Investigadores han descubierto que el cerebro humano podría detectar y responder al campo magnético de la Tierra, un fenómeno hasta ahora desconocido en nuestra especie. Este hallazgo sugiere que nuestro cerebro no solo procesa señales internas, sino que también podría interactuar con estímulos geomagnéticos del entorno.
Tal como señalan los científicos del Instituto de Tecnología de California (Caltech), los estudios realizados en laboratorio muestran cambios específicos en la actividad cerebral cuando se manipulan campos magnéticos similares al terrestre. Estos experimentos indican que, de manera inconsciente, el cerebro humano podría percibir información relacionada con la orientación espacial.
En el laboratorio, los participantes fueron ubicados dentro de una cámara de Faraday, un espacio que elimina interferencias electromagnéticas externas. Allí, los investigadores simularon variaciones del campo magnético mientras registraban la actividad cerebral mediante electroencefalograma (EEG). Los resultados revelaron una disminución en la amplitud de las ondas alfa, típicas de un estado de relajación despierta, lo que sugiere una respuesta sensorial no consciente a los cambios magnéticos.
Los científicos plantean que la magnetita, un mineral ferromagnético presente en tejidos cerebrales, podría actuar como un sensor natural, similar a los mecanismos de orientación que utilizan aves migratorias o tortugas marinas. Aunque hasta ahora no se había encontrado evidencia de algo semejante en humanos, este descubrimiento abre la puerta a nuevas investigaciones sobre cómo el cerebro interpreta su entorno físico.

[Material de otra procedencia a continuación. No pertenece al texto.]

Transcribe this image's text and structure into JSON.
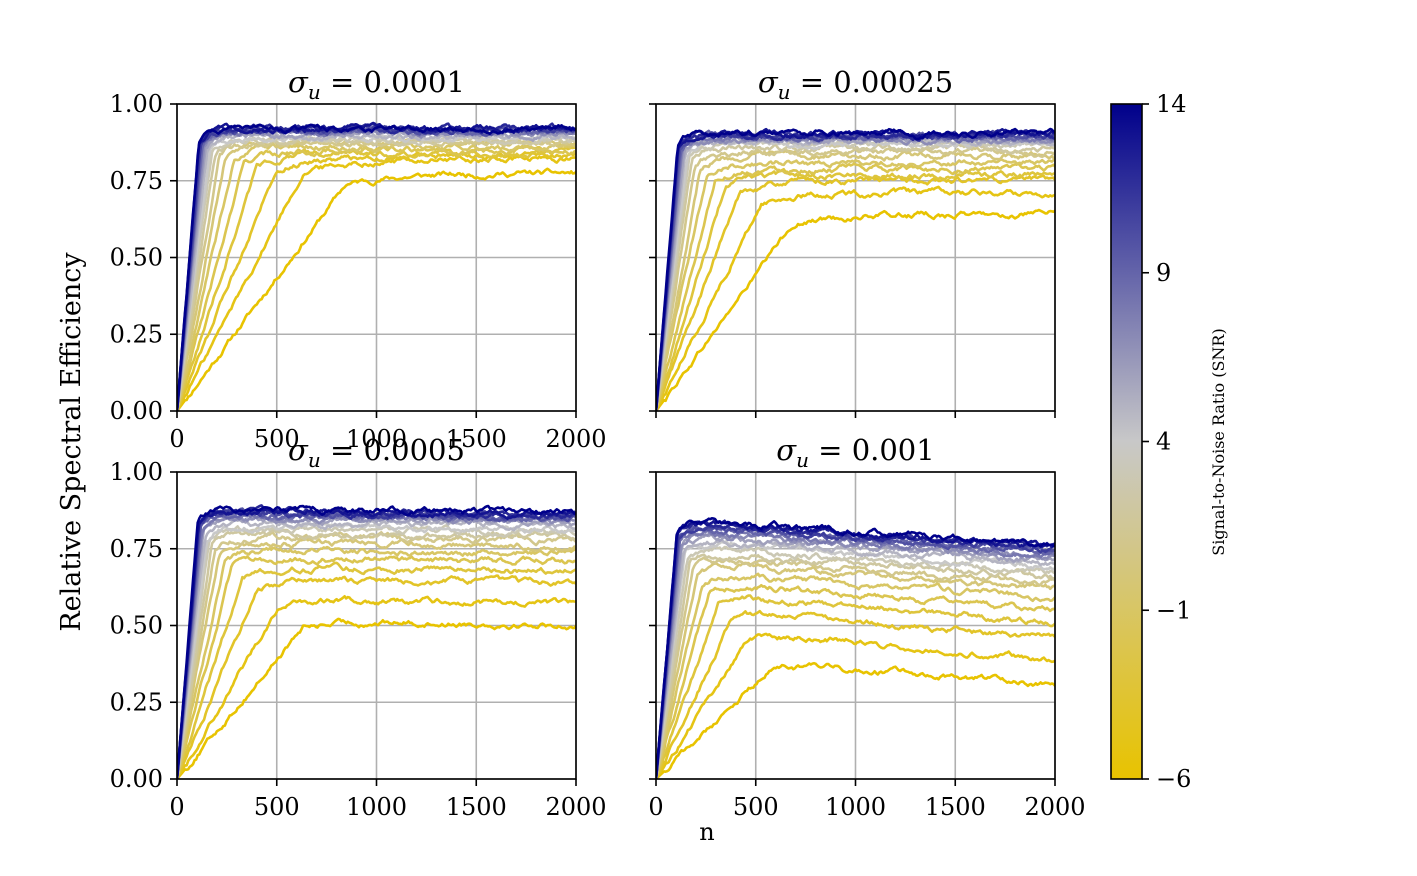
{
  "figure": {
    "ylabel": "Relative Spectral Efficiency",
    "xlabel": "n",
    "colorbar": {
      "label": "Signal-to-Noise Ratio (SNR)",
      "min": -6,
      "max": 14,
      "ticks": [
        14,
        9,
        4,
        -1,
        -6
      ],
      "tick_labels": [
        "14",
        "9",
        "4",
        "−1",
        "−6"
      ],
      "color_low": "#e8c300",
      "color_mid": "#c8c8c8",
      "color_high": "#00008b"
    }
  },
  "chart_data": [
    {
      "type": "line",
      "title_symbol": "σ",
      "title_sub": "u",
      "title_value": "= 0.0001",
      "xlim": [
        0,
        2000
      ],
      "ylim": [
        0,
        1
      ],
      "xticks": [
        0,
        500,
        1000,
        1500,
        2000
      ],
      "xtick_labels": [
        "0",
        "500",
        "1000",
        "1500",
        "2000"
      ],
      "yticks": [
        0,
        0.25,
        0.5,
        0.75,
        1.0
      ],
      "ytick_labels": [
        "0.00",
        "0.25",
        "0.50",
        "0.75",
        "1.00"
      ],
      "grid": true,
      "series": [
        {
          "snr": -6,
          "plateau": 0.775,
          "rise_n": 800,
          "drift": 0
        },
        {
          "snr": -5,
          "plateau": 0.82,
          "rise_n": 600,
          "drift": 0
        },
        {
          "snr": -4,
          "plateau": 0.83,
          "rise_n": 470,
          "drift": 0
        },
        {
          "snr": -3,
          "plateau": 0.84,
          "rise_n": 380,
          "drift": 0
        },
        {
          "snr": -2,
          "plateau": 0.85,
          "rise_n": 320,
          "drift": 0
        },
        {
          "snr": -1,
          "plateau": 0.86,
          "rise_n": 270,
          "drift": 0
        },
        {
          "snr": 0,
          "plateau": 0.87,
          "rise_n": 230,
          "drift": 0
        },
        {
          "snr": 1,
          "plateau": 0.875,
          "rise_n": 200,
          "drift": 0
        },
        {
          "snr": 2,
          "plateau": 0.88,
          "rise_n": 180,
          "drift": 0
        },
        {
          "snr": 3,
          "plateau": 0.885,
          "rise_n": 165,
          "drift": 0
        },
        {
          "snr": 4,
          "plateau": 0.89,
          "rise_n": 155,
          "drift": 0
        },
        {
          "snr": 5,
          "plateau": 0.895,
          "rise_n": 145,
          "drift": 0
        },
        {
          "snr": 6,
          "plateau": 0.9,
          "rise_n": 135,
          "drift": 0
        },
        {
          "snr": 7,
          "plateau": 0.905,
          "rise_n": 128,
          "drift": 0
        },
        {
          "snr": 8,
          "plateau": 0.91,
          "rise_n": 122,
          "drift": 0
        },
        {
          "snr": 9,
          "plateau": 0.91,
          "rise_n": 118,
          "drift": 0
        },
        {
          "snr": 10,
          "plateau": 0.915,
          "rise_n": 114,
          "drift": 0
        },
        {
          "snr": 11,
          "plateau": 0.915,
          "rise_n": 110,
          "drift": 0
        },
        {
          "snr": 12,
          "plateau": 0.92,
          "rise_n": 107,
          "drift": 0
        },
        {
          "snr": 13,
          "plateau": 0.92,
          "rise_n": 105,
          "drift": 0
        },
        {
          "snr": 14,
          "plateau": 0.92,
          "rise_n": 103,
          "drift": 0
        }
      ]
    },
    {
      "type": "line",
      "title_symbol": "σ",
      "title_sub": "u",
      "title_value": "= 0.00025",
      "xlim": [
        0,
        2000
      ],
      "ylim": [
        0,
        1
      ],
      "xticks": [
        0,
        500,
        1000,
        1500,
        2000
      ],
      "xtick_labels": [
        "",
        "",
        "",
        "",
        ""
      ],
      "yticks": [
        0,
        0.25,
        0.5,
        0.75,
        1.0
      ],
      "ytick_labels": [
        "",
        "",
        "",
        "",
        ""
      ],
      "grid": true,
      "series": [
        {
          "snr": -6,
          "plateau": 0.64,
          "rise_n": 650,
          "drift": 0
        },
        {
          "snr": -5,
          "plateau": 0.71,
          "rise_n": 500,
          "drift": 0
        },
        {
          "snr": -4,
          "plateau": 0.75,
          "rise_n": 400,
          "drift": 0
        },
        {
          "snr": -3,
          "plateau": 0.77,
          "rise_n": 330,
          "drift": 0
        },
        {
          "snr": -2,
          "plateau": 0.79,
          "rise_n": 280,
          "drift": 0
        },
        {
          "snr": -1,
          "plateau": 0.81,
          "rise_n": 240,
          "drift": 0
        },
        {
          "snr": 0,
          "plateau": 0.83,
          "rise_n": 210,
          "drift": 0
        },
        {
          "snr": 1,
          "plateau": 0.845,
          "rise_n": 185,
          "drift": 0
        },
        {
          "snr": 2,
          "plateau": 0.855,
          "rise_n": 170,
          "drift": 0
        },
        {
          "snr": 3,
          "plateau": 0.865,
          "rise_n": 158,
          "drift": 0
        },
        {
          "snr": 4,
          "plateau": 0.87,
          "rise_n": 148,
          "drift": 0
        },
        {
          "snr": 5,
          "plateau": 0.875,
          "rise_n": 140,
          "drift": 0
        },
        {
          "snr": 6,
          "plateau": 0.88,
          "rise_n": 132,
          "drift": 0
        },
        {
          "snr": 7,
          "plateau": 0.885,
          "rise_n": 125,
          "drift": 0
        },
        {
          "snr": 8,
          "plateau": 0.89,
          "rise_n": 120,
          "drift": 0
        },
        {
          "snr": 9,
          "plateau": 0.893,
          "rise_n": 116,
          "drift": 0
        },
        {
          "snr": 10,
          "plateau": 0.896,
          "rise_n": 112,
          "drift": 0
        },
        {
          "snr": 11,
          "plateau": 0.898,
          "rise_n": 109,
          "drift": 0
        },
        {
          "snr": 12,
          "plateau": 0.9,
          "rise_n": 106,
          "drift": 0
        },
        {
          "snr": 13,
          "plateau": 0.902,
          "rise_n": 104,
          "drift": 0
        },
        {
          "snr": 14,
          "plateau": 0.905,
          "rise_n": 102,
          "drift": 0
        }
      ]
    },
    {
      "type": "line",
      "title_symbol": "σ",
      "title_sub": "u",
      "title_value": "= 0.0005",
      "xlim": [
        0,
        2000
      ],
      "ylim": [
        0,
        1
      ],
      "xticks": [
        0,
        500,
        1000,
        1500,
        2000
      ],
      "xtick_labels": [
        "0",
        "500",
        "1000",
        "1500",
        "2000"
      ],
      "yticks": [
        0,
        0.25,
        0.5,
        0.75,
        1.0
      ],
      "ytick_labels": [
        "0.00",
        "0.25",
        "0.50",
        "0.75",
        "1.00"
      ],
      "grid": true,
      "series": [
        {
          "snr": -6,
          "plateau": 0.52,
          "rise_n": 600,
          "drift": -0.02
        },
        {
          "snr": -5,
          "plateau": 0.59,
          "rise_n": 480,
          "drift": -0.02
        },
        {
          "snr": -4,
          "plateau": 0.65,
          "rise_n": 380,
          "drift": -0.01
        },
        {
          "snr": -3,
          "plateau": 0.69,
          "rise_n": 310,
          "drift": -0.01
        },
        {
          "snr": -2,
          "plateau": 0.72,
          "rise_n": 260,
          "drift": -0.01
        },
        {
          "snr": -1,
          "plateau": 0.745,
          "rise_n": 225,
          "drift": -0.01
        },
        {
          "snr": 0,
          "plateau": 0.77,
          "rise_n": 200,
          "drift": -0.01
        },
        {
          "snr": 1,
          "plateau": 0.79,
          "rise_n": 180,
          "drift": -0.01
        },
        {
          "snr": 2,
          "plateau": 0.8,
          "rise_n": 165,
          "drift": -0.01
        },
        {
          "snr": 3,
          "plateau": 0.815,
          "rise_n": 152,
          "drift": -0.01
        },
        {
          "snr": 4,
          "plateau": 0.825,
          "rise_n": 142,
          "drift": -0.01
        },
        {
          "snr": 5,
          "plateau": 0.835,
          "rise_n": 134,
          "drift": -0.01
        },
        {
          "snr": 6,
          "plateau": 0.845,
          "rise_n": 127,
          "drift": -0.01
        },
        {
          "snr": 7,
          "plateau": 0.85,
          "rise_n": 121,
          "drift": -0.01
        },
        {
          "snr": 8,
          "plateau": 0.855,
          "rise_n": 116,
          "drift": -0.01
        },
        {
          "snr": 9,
          "plateau": 0.86,
          "rise_n": 112,
          "drift": -0.01
        },
        {
          "snr": 10,
          "plateau": 0.865,
          "rise_n": 108,
          "drift": -0.01
        },
        {
          "snr": 11,
          "plateau": 0.868,
          "rise_n": 105,
          "drift": -0.01
        },
        {
          "snr": 12,
          "plateau": 0.872,
          "rise_n": 103,
          "drift": -0.01
        },
        {
          "snr": 13,
          "plateau": 0.875,
          "rise_n": 101,
          "drift": -0.01
        },
        {
          "snr": 14,
          "plateau": 0.878,
          "rise_n": 100,
          "drift": -0.01
        }
      ]
    },
    {
      "type": "line",
      "title_symbol": "σ",
      "title_sub": "u",
      "title_value": "= 0.001",
      "xlim": [
        0,
        2000
      ],
      "ylim": [
        0,
        1
      ],
      "xticks": [
        0,
        500,
        1000,
        1500,
        2000
      ],
      "xtick_labels": [
        "0",
        "500",
        "1000",
        "1500",
        "2000"
      ],
      "yticks": [
        0,
        0.25,
        0.5,
        0.75,
        1.0
      ],
      "ytick_labels": [
        "",
        "",
        "",
        "",
        ""
      ],
      "grid": true,
      "series": [
        {
          "snr": -6,
          "plateau": 0.38,
          "rise_n": 550,
          "drift": -0.07
        },
        {
          "snr": -5,
          "plateau": 0.48,
          "rise_n": 440,
          "drift": -0.09
        },
        {
          "snr": -4,
          "plateau": 0.55,
          "rise_n": 360,
          "drift": -0.09
        },
        {
          "snr": -3,
          "plateau": 0.6,
          "rise_n": 300,
          "drift": -0.09
        },
        {
          "snr": -2,
          "plateau": 0.64,
          "rise_n": 255,
          "drift": -0.09
        },
        {
          "snr": -1,
          "plateau": 0.67,
          "rise_n": 220,
          "drift": -0.08
        },
        {
          "snr": 0,
          "plateau": 0.7,
          "rise_n": 195,
          "drift": -0.08
        },
        {
          "snr": 1,
          "plateau": 0.72,
          "rise_n": 175,
          "drift": -0.08
        },
        {
          "snr": 2,
          "plateau": 0.74,
          "rise_n": 160,
          "drift": -0.08
        },
        {
          "snr": 3,
          "plateau": 0.755,
          "rise_n": 148,
          "drift": -0.08
        },
        {
          "snr": 4,
          "plateau": 0.77,
          "rise_n": 138,
          "drift": -0.08
        },
        {
          "snr": 5,
          "plateau": 0.78,
          "rise_n": 130,
          "drift": -0.08
        },
        {
          "snr": 6,
          "plateau": 0.79,
          "rise_n": 124,
          "drift": -0.08
        },
        {
          "snr": 7,
          "plateau": 0.8,
          "rise_n": 118,
          "drift": -0.08
        },
        {
          "snr": 8,
          "plateau": 0.81,
          "rise_n": 114,
          "drift": -0.08
        },
        {
          "snr": 9,
          "plateau": 0.82,
          "rise_n": 110,
          "drift": -0.08
        },
        {
          "snr": 10,
          "plateau": 0.825,
          "rise_n": 106,
          "drift": -0.08
        },
        {
          "snr": 11,
          "plateau": 0.83,
          "rise_n": 104,
          "drift": -0.08
        },
        {
          "snr": 12,
          "plateau": 0.835,
          "rise_n": 102,
          "drift": -0.08
        },
        {
          "snr": 13,
          "plateau": 0.84,
          "rise_n": 100,
          "drift": -0.08
        },
        {
          "snr": 14,
          "plateau": 0.845,
          "rise_n": 99,
          "drift": -0.08
        }
      ]
    }
  ]
}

Además de sus implicaciones para la neurociencia y la biofísica, entender esta sensibilidad magnética podría tener aplicaciones médicas, como optimizar técnicas de estimulación magnética transcraneal, y permitir evaluar cómo la exposición a tecnologías modernas motores, dispositivos electrónicos o infraestructura energética afecta la actividad cerebral.
Aunque se requieren más estudios para confirmar la extensión de este fenómeno y su impacto cotidiano, estos hallazgos sugieren que el cerebro humano podría estar más conectado con el entorno natural de lo que se creía, ofreciendo una perspectiva renovada sobre nuestra interacción con el mundo físico.